Posted: Thursday, July 29, 2010 9:00 AM
State agency predicts only minor changes to current rule
By WES SANDER
Capital Press
California's workplace-safety board is expected to decide in mid-August on a permanent version of its workplace rules for managing heat stress.
With a comment period wrapped up in June, the Department of Occupational Safety and Health is preparing a final version of the heat-stress rule that makes only small changes to the current rule.
The Occupational Safety and Health Standards Board is scheduled to take it up at an Aug. 19 meeting in Oakland, spokeswoman Krisann Chasarik said. The board is expected to vote on the amendments in August, possibly at the meeting, Chasarik said.
Len Welsh, chief of the Division of Occupational Safety and Health, proposed emergency revisions in June 2009, saying his department had encountered a "miserable" level of compliance with heat rules the previous month.
The rules require providing cool water, shade and regular breaks. Board members said they would rather see compliance improved rather than the rules changed, and the effort was allowed to drag into 2010.
The proposed rule leaves the regulation mostly intact. It tightens language with respect to training supervisors and allows alternate methods of providing shade when the tents that are normally required prove infeasible or unsafe.

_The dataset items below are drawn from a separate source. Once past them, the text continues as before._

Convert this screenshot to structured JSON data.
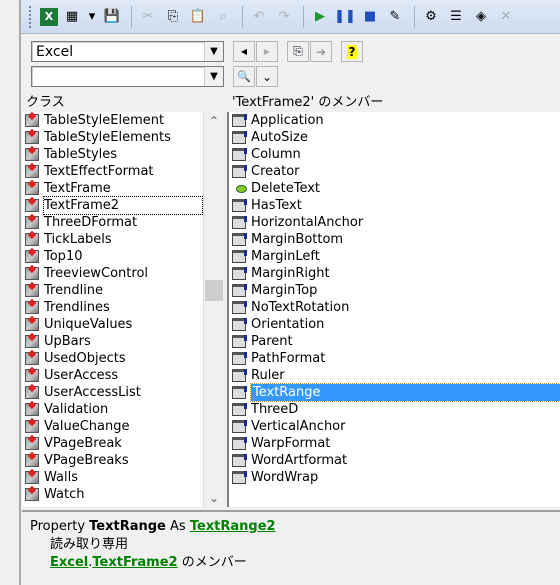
{
  "toolbar": {
    "buttons": [
      {
        "name": "excel-icon",
        "glyph": "X"
      },
      {
        "name": "insert-userform-icon",
        "glyph": "▦"
      },
      {
        "name": "dropdown-arrow-icon",
        "glyph": "▾"
      },
      {
        "name": "save-icon",
        "glyph": "💾"
      },
      {
        "name": "cut-icon",
        "glyph": "✂"
      },
      {
        "name": "copy-icon",
        "glyph": "⎘"
      },
      {
        "name": "paste-icon",
        "glyph": "📋"
      },
      {
        "name": "find-icon",
        "glyph": "⌕"
      },
      {
        "name": "undo-icon",
        "glyph": "↶"
      },
      {
        "name": "redo-icon",
        "glyph": "↷"
      },
      {
        "name": "run-icon",
        "glyph": "▶"
      },
      {
        "name": "pause-icon",
        "glyph": "❚❚"
      },
      {
        "name": "stop-icon",
        "glyph": "■"
      },
      {
        "name": "design-mode-icon",
        "glyph": "✎"
      },
      {
        "name": "project-explorer-icon",
        "glyph": "⚙"
      },
      {
        "name": "properties-icon",
        "glyph": "☰"
      },
      {
        "name": "object-browser-icon",
        "glyph": "◈"
      },
      {
        "name": "toolbox-icon",
        "glyph": "✕"
      }
    ]
  },
  "library_combo": {
    "value": "Excel"
  },
  "search_combo": {
    "value": ""
  },
  "nav": {
    "back": "◀",
    "forward": "▶",
    "copy": "⎘",
    "view_def": "➔",
    "help": "?",
    "search": "🔍",
    "toggle": "⌄"
  },
  "classes": {
    "header": "クラス",
    "items": [
      "TableStyleElement",
      "TableStyleElements",
      "TableStyles",
      "TextEffectFormat",
      "TextFrame",
      "TextFrame2",
      "ThreeDFormat",
      "TickLabels",
      "Top10",
      "TreeviewControl",
      "Trendline",
      "Trendlines",
      "UniqueValues",
      "UpBars",
      "UsedObjects",
      "UserAccess",
      "UserAccessList",
      "Validation",
      "ValueChange",
      "VPageBreak",
      "VPageBreaks",
      "Walls",
      "Watch"
    ],
    "focused": "TextFrame2"
  },
  "members": {
    "header": "'TextFrame2' のメンバー",
    "items": [
      {
        "label": "Application",
        "kind": "property"
      },
      {
        "label": "AutoSize",
        "kind": "property"
      },
      {
        "label": "Column",
        "kind": "property"
      },
      {
        "label": "Creator",
        "kind": "property"
      },
      {
        "label": "DeleteText",
        "kind": "method"
      },
      {
        "label": "HasText",
        "kind": "property"
      },
      {
        "label": "HorizontalAnchor",
        "kind": "property"
      },
      {
        "label": "MarginBottom",
        "kind": "property"
      },
      {
        "label": "MarginLeft",
        "kind": "property"
      },
      {
        "label": "MarginRight",
        "kind": "property"
      },
      {
        "label": "MarginTop",
        "kind": "property"
      },
      {
        "label": "NoTextRotation",
        "kind": "property"
      },
      {
        "label": "Orientation",
        "kind": "property"
      },
      {
        "label": "Parent",
        "kind": "property"
      },
      {
        "label": "PathFormat",
        "kind": "property"
      },
      {
        "label": "Ruler",
        "kind": "property"
      },
      {
        "label": "TextRange",
        "kind": "property"
      },
      {
        "label": "ThreeD",
        "kind": "property"
      },
      {
        "label": "VerticalAnchor",
        "kind": "property"
      },
      {
        "label": "WarpFormat",
        "kind": "property"
      },
      {
        "label": "WordArtformat",
        "kind": "property"
      },
      {
        "label": "WordWrap",
        "kind": "property"
      }
    ],
    "selected": "TextRange"
  },
  "detail": {
    "prefix": "Property",
    "name": "TextRange",
    "as": "As",
    "type": "TextRange2",
    "readonly": "読み取り専用",
    "library": "Excel",
    "dot": ".",
    "class": "TextFrame2",
    "member_of": "のメンバー"
  },
  "colors": {
    "selection": "#3399ff",
    "link": "#008000"
  }
}
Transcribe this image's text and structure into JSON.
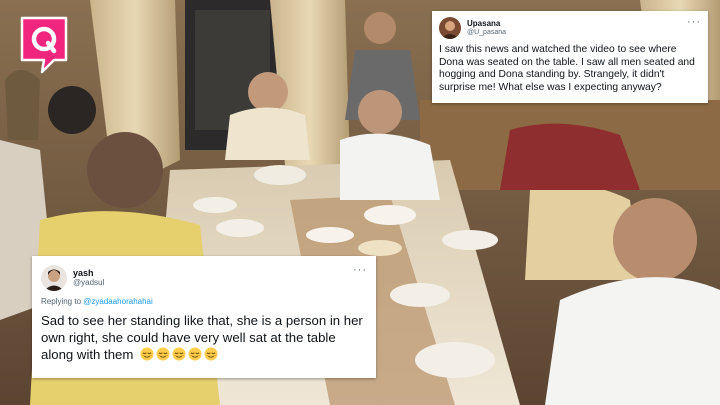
{
  "brand": {
    "logo_icon": "the-quint-q-logo-icon",
    "accent": "#f0257e"
  },
  "photo": {
    "description_icon": "dinner-table-scene"
  },
  "tweet_top": {
    "display_name": "Upasana",
    "handle": "@U_pasana",
    "more_label": "···",
    "text": "I saw this news and watched the video to see where Dona was seated on the table. I saw all men seated and hogging and Dona standing by. Strangely, it didn't surprise me! What else was I expecting anyway?"
  },
  "tweet_bottom": {
    "display_name": "yash",
    "handle": "@yadsul",
    "more_label": "···",
    "replying_prefix": "Replying to",
    "replying_to": "@zyadaahorahahai",
    "text": "Sad to see her standing like that, she is a person in her own right, she could have very well sat at the table along with them",
    "emoji_count": 5,
    "emoji_icon": "relieved-face-emoji"
  }
}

Labor advocates have argued that the trigger for requiring shade structures should be lowered from 85 to 75 degrees, but DOSH has declined that suggestion. The agency has also kept the high-heat trigger at 95 degrees, rather than lowering it to 85, as farmworkers had sought.
At the higher temperature, employers are required to more closely monitor employees for signs of heat stress.

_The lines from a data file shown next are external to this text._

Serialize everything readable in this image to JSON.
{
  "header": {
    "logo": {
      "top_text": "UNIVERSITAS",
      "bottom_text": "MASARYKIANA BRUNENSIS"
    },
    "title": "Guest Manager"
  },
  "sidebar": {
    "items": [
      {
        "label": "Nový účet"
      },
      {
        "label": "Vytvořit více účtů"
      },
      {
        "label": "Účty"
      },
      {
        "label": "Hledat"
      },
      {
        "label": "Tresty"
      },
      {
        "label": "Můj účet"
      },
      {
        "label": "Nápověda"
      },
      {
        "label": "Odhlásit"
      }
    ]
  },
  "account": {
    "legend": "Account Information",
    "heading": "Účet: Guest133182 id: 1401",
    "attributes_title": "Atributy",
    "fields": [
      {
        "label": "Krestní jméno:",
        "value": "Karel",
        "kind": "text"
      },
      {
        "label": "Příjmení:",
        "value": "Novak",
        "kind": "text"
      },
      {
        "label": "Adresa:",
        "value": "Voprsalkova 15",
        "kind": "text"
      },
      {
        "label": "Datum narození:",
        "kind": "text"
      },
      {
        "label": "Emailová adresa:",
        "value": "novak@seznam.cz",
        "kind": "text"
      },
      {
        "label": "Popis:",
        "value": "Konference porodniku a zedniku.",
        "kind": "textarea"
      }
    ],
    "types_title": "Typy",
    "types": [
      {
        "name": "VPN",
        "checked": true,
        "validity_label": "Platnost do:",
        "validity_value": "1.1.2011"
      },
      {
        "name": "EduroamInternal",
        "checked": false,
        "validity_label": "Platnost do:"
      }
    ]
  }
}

Farm groups have been hoping the state would finalize its rule so employers would know how they must train employees.
"We're fine with the rule as it was released," said Manuel Cunha, president of the Nisei Farmers League.
Cunha's organization has been helping to standardize training efforts around the San Joaquin Valley. Employers were better prepared this year, and were equipped with improved tools, including better-designed posters, materials translated into several languages and shade tents with improved designs, Cunha said.

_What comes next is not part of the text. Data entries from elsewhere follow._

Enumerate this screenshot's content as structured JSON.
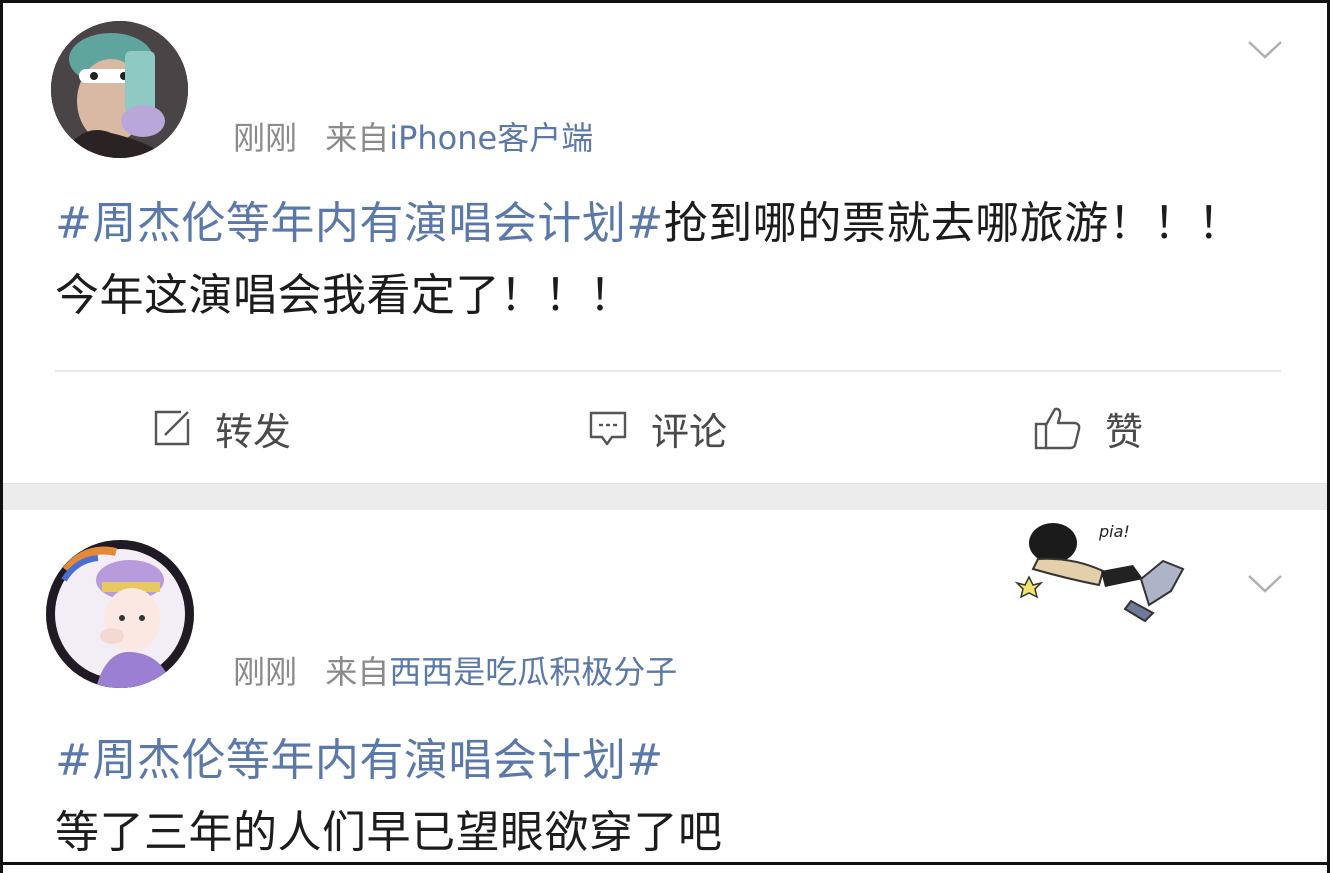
{
  "posts": [
    {
      "time": "刚刚",
      "from_label": "来自",
      "source": "iPhone客户端",
      "topic": "#周杰伦等年内有演唱会计划#",
      "text": "抢到哪的票就去哪旅游！！！ 今年这演唱会我看定了！！！",
      "actions": {
        "repost": "转发",
        "comment": "评论",
        "like": "赞"
      }
    },
    {
      "time": "刚刚",
      "from_label": "来自",
      "source": "西西是吃瓜积极分子",
      "topic": "#周杰伦等年内有演唱会计划#",
      "text": "等了三年的人们早已望眼欲穿了吧",
      "sticker_text": "pia!"
    }
  ],
  "colors": {
    "topic": "#5a78a8",
    "meta": "#8a8a8a",
    "text": "#1c1c1c",
    "separator": "#ececec"
  },
  "icons": [
    "chevron-down-icon",
    "repost-icon",
    "comment-icon",
    "like-icon"
  ]
}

Even so, the state is investigating the causes of five deaths in June and July, four of which occurred on farms. The fifth was a construction worker. Last year the state investigated 10 deaths, of which a single construction worker was deemed to have died from heat illness.
Employers are routinely surpassing the rules, keeping shade up during all work hours, Cunha said. But it's difficult to control what employees do or how they feel, and having permanent standards will help stabilize the situation for employers, who face liability if the rules are not properly observed, Cunha said.
"Our farmers are doing everything they can," he said.